Secondly, Mazda’s tireless efforts to cut weight allow the RF to undercut the ’86 by nearly 200kg, despite the extra hardware sitting on its rear deck. And finally, the MX-5’s 2-litre in-line four is simply more enthusiastic and punches through snappier gear ratios than the GT86’s Subaru-sourced boxer engine.
The Toyota’s engine is responsive and fun to wring out, shedding its industrial low-revs chunter for an unusual flat-four note that has the tone and pitch of an old Impreza but played at 150 per cent speed. The gearbox is fantastic, too, snapping precisely through the gate with as little movement as the Mazda’s famously crisp shift, despite a lever seemingly twice as long. But unless you use all the revs, all of the time – a frankly unrealistic scenario on public roads – the Mazda’s meatier torque curve and stronger traction sees it pull whole car-lengths on the exit of every corner. The Toyota gains a little back on the way into corners – it has fantastic brake pedal feel and that confidence-inspiring turn-in feedback – but across the Welsh countryside the RF finds easy pace where the GT86 requires maximum driver commitment.

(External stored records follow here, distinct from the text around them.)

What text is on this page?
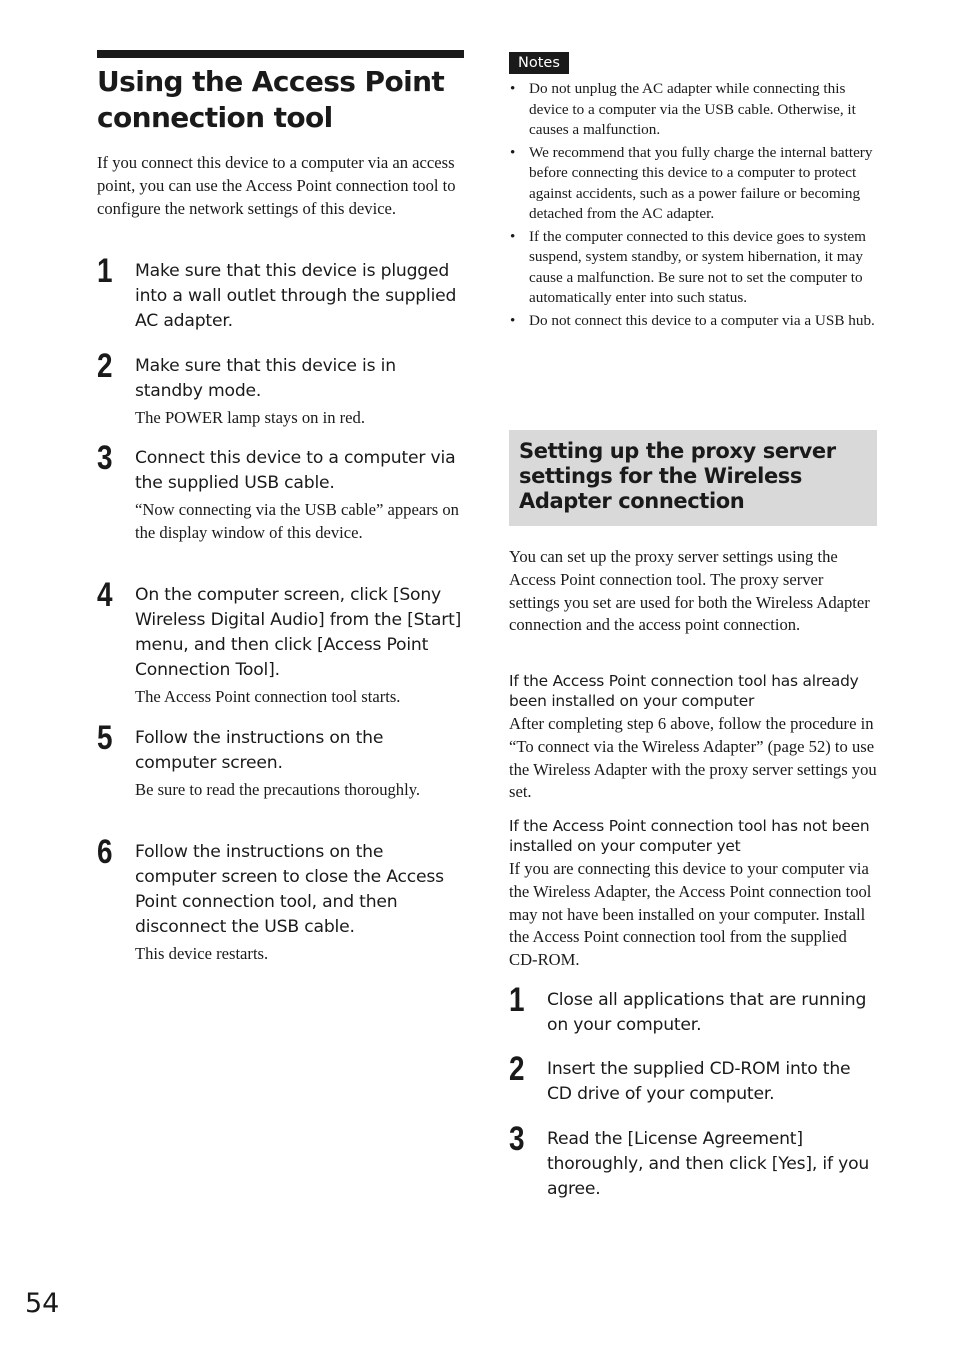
Using the Access Point connection tool

If you connect this device to a computer via an access point, you can use the Access Point connection tool to configure the network settings of this device.

1 Make sure that this device is plugged into a wall outlet through the supplied AC adapter.

2 Make sure that this device is in standby mode.

The POWER lamp stays on in red.

3 Connect this device to a computer via the supplied USB cable.

“Now connecting via the USB cable” appears on the display window of this device.

4 On the computer screen, click [Sony Wireless Digital Audio] from the [Start] menu, and then click [Access Point Connection Tool].

The Access Point connection tool starts.

5 Follow the instructions on the computer screen.

Be sure to read the precautions thoroughly.

6 Follow the instructions on the computer screen to close the Access Point connection tool, and then disconnect the USB cable.

This device restarts.

Notes
• Do not unplug the AC adapter while connecting this device to a computer via the USB cable. Otherwise, it causes a malfunction.
• We recommend that you fully charge the internal battery before connecting this device to a computer to protect against accidents, such as a power failure or becoming detached from the AC adapter.
• If the computer connected to this device goes to system suspend, system standby, or system hibernation, it may cause a malfunction. Be sure not to set the computer to automatically enter into such status.
• Do not connect this device to a computer via a USB hub.
Setting up the proxy server settings for the Wireless Adapter connection

You can set up the proxy server settings using the Access Point connection tool. The proxy server settings you set are used for both the Wireless Adapter connection and the access point connection.

If the Access Point connection tool has already been installed on your computer

After completing step 6 above, follow the procedure in “To connect via the Wireless Adapter” (page 52) to use the Wireless Adapter with the proxy server settings you set.

If the Access Point connection tool has not been installed on your computer yet

If you are connecting this device to your computer via the Wireless Adapter, the Access Point connection tool may not have been installed on your computer. Install the Access Point connection tool from the supplied CD-ROM.

1 Close all applications that are running on your computer.

2 Insert the supplied CD-ROM into the CD drive of your computer.

3 Read the [License Agreement] thoroughly, and then click [Yes], if you agree.

54
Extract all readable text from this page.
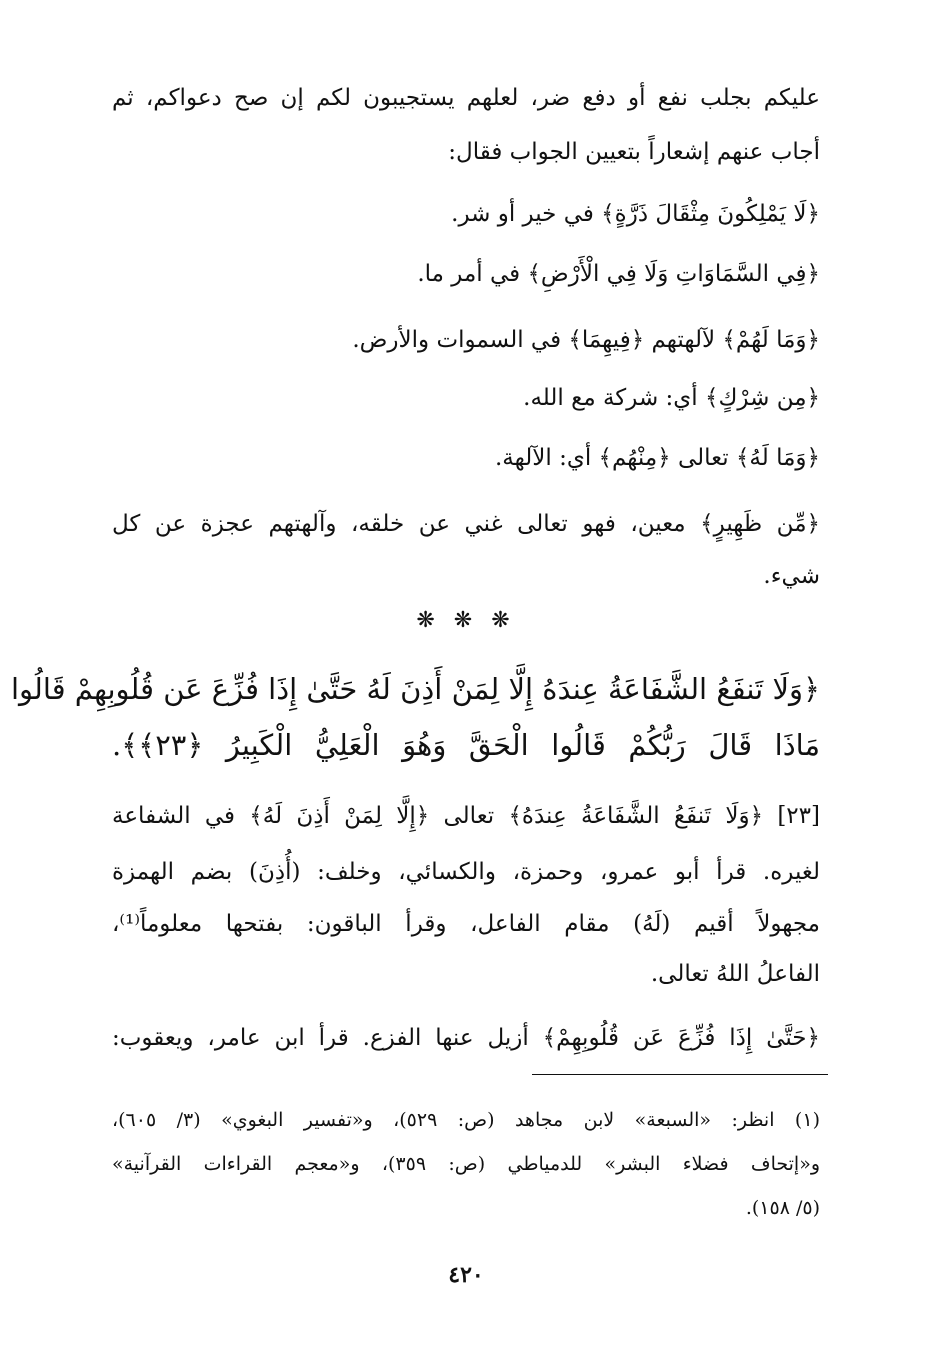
عليكم بجلب نفع أو دفع ضر، لعلهم يستجيبون لكم إن صح دعواكم، ثم
أجاب عنهم إشعاراً بتعيين الجواب فقال:
﴿لَا يَمْلِكُونَ مِثْقَالَ ذَرَّةٍ﴾ في خير أو شر.
﴿فِي السَّمَاوَاتِ وَلَا فِي الْأَرْضِ﴾ في أمر ما.
﴿وَمَا لَهُمْ﴾ لآلهتهم ﴿فِيهِمَا﴾ في السموات والأرض.
﴿مِن شِرْكٍ﴾ أي: شركة مع الله.
﴿وَمَا لَهُ﴾ تعالى ﴿مِنْهُم﴾ أي: الآلهة.
﴿مِّن ظَهِيرٍ﴾ معين، فهو تعالى غني عن خلقه، وآلهتهم عجزة عن كل
شيء.
❋ ❋ ❋
﴿وَلَا تَنفَعُ الشَّفَاعَةُ عِندَهُ إِلَّا لِمَنْ أَذِنَ لَهُ حَتَّىٰ إِذَا فُزِّعَ عَن قُلُوبِهِمْ قَالُوا
مَاذَا قَالَ رَبُّكُمْ قَالُوا الْحَقَّ وَهُوَ الْعَلِيُّ الْكَبِيرُ ﴿٢٣﴾﴾.
[٢٣] ﴿وَلَا تَنفَعُ الشَّفَاعَةُ عِندَهُ﴾ تعالى ﴿إِلَّا لِمَنْ أَذِنَ لَهُ﴾ في الشفاعة
لغيره. قرأ أبو عمرو، وحمزة، والكسائي، وخلف: (أُذِنَ) بضم الهمزة
مجهولاً أقيم (لَهُ) مقام الفاعل، وقرأ الباقون: بفتحها معلوماً⁽¹⁾،
الفاعلُ اللهُ تعالى.
﴿حَتَّىٰ إِذَا فُزِّعَ عَن قُلُوبِهِمْ﴾ أزيل عنها الفزع. قرأ ابن عامر، ويعقوب:
(١) انظر: «السبعة» لابن مجاهد (ص: ٥٢٩)، و«تفسير البغوي» (٣/ ٦٠٥)،
و«إتحاف فضلاء البشر» للدمياطي (ص: ٣٥٩)، و«معجم القراءات القرآنية»
(٥/ ١٥٨).
٤٢٠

Unsurprisingly, it’s the Toyota that delivers the biggest grins when you begin to play in the corners, thanks largely to its Teflon tyres. The same body control that keeps it flat through bends and resists movement over craggy tarmac allows it to take an attitude sooner than the Mazda. Ensure you’re in a low gear, jump on the power early, and the rear tyres carve a smooth, progressive arc.
The quick, accurate steering makes it easy to catch, too, just as it does with the Mazda, though the car from Hiroshima always feels a little scrappier than its compatriot from Gunma. It takes a little more effort to loosen the RF’s rear axle, despite its broader powerband, and the body roll seems to add a little more momentum to every sideways movement, so you need to be quicker with the steering.
The Toyota GT86 is the better sports car. It struggles to match the MX-5 for pace but, equally, it isn’t a ‘slow’ car, and there’s great pleasure to be had engaging with the drivetrain. It also feels the better-made product, puts you in greater touch with the action and has a greater depth of ability, from its feedback to its willingness to raise its game when you raise yours.
The Mazda is a grower. Stay within the limits of its chassis and it’s a whole lot of fun to drive, the exaggerated body movements giving it a playful feel and the extra grip giving it higher cross-country pace. It also looks great inside and out, costs less to buy, averaged a remarkable 5.8L/100km over the course of our test (2.3L/100km more than the Toyota) and, with its folding roof, will appeal to some buyers in a way the coupe-only GT86 cannot match.
But if Mazda one day decides to make a tin-top MX-5 with a stiffer structure and a firmer chassis, that would be most refreshing of all.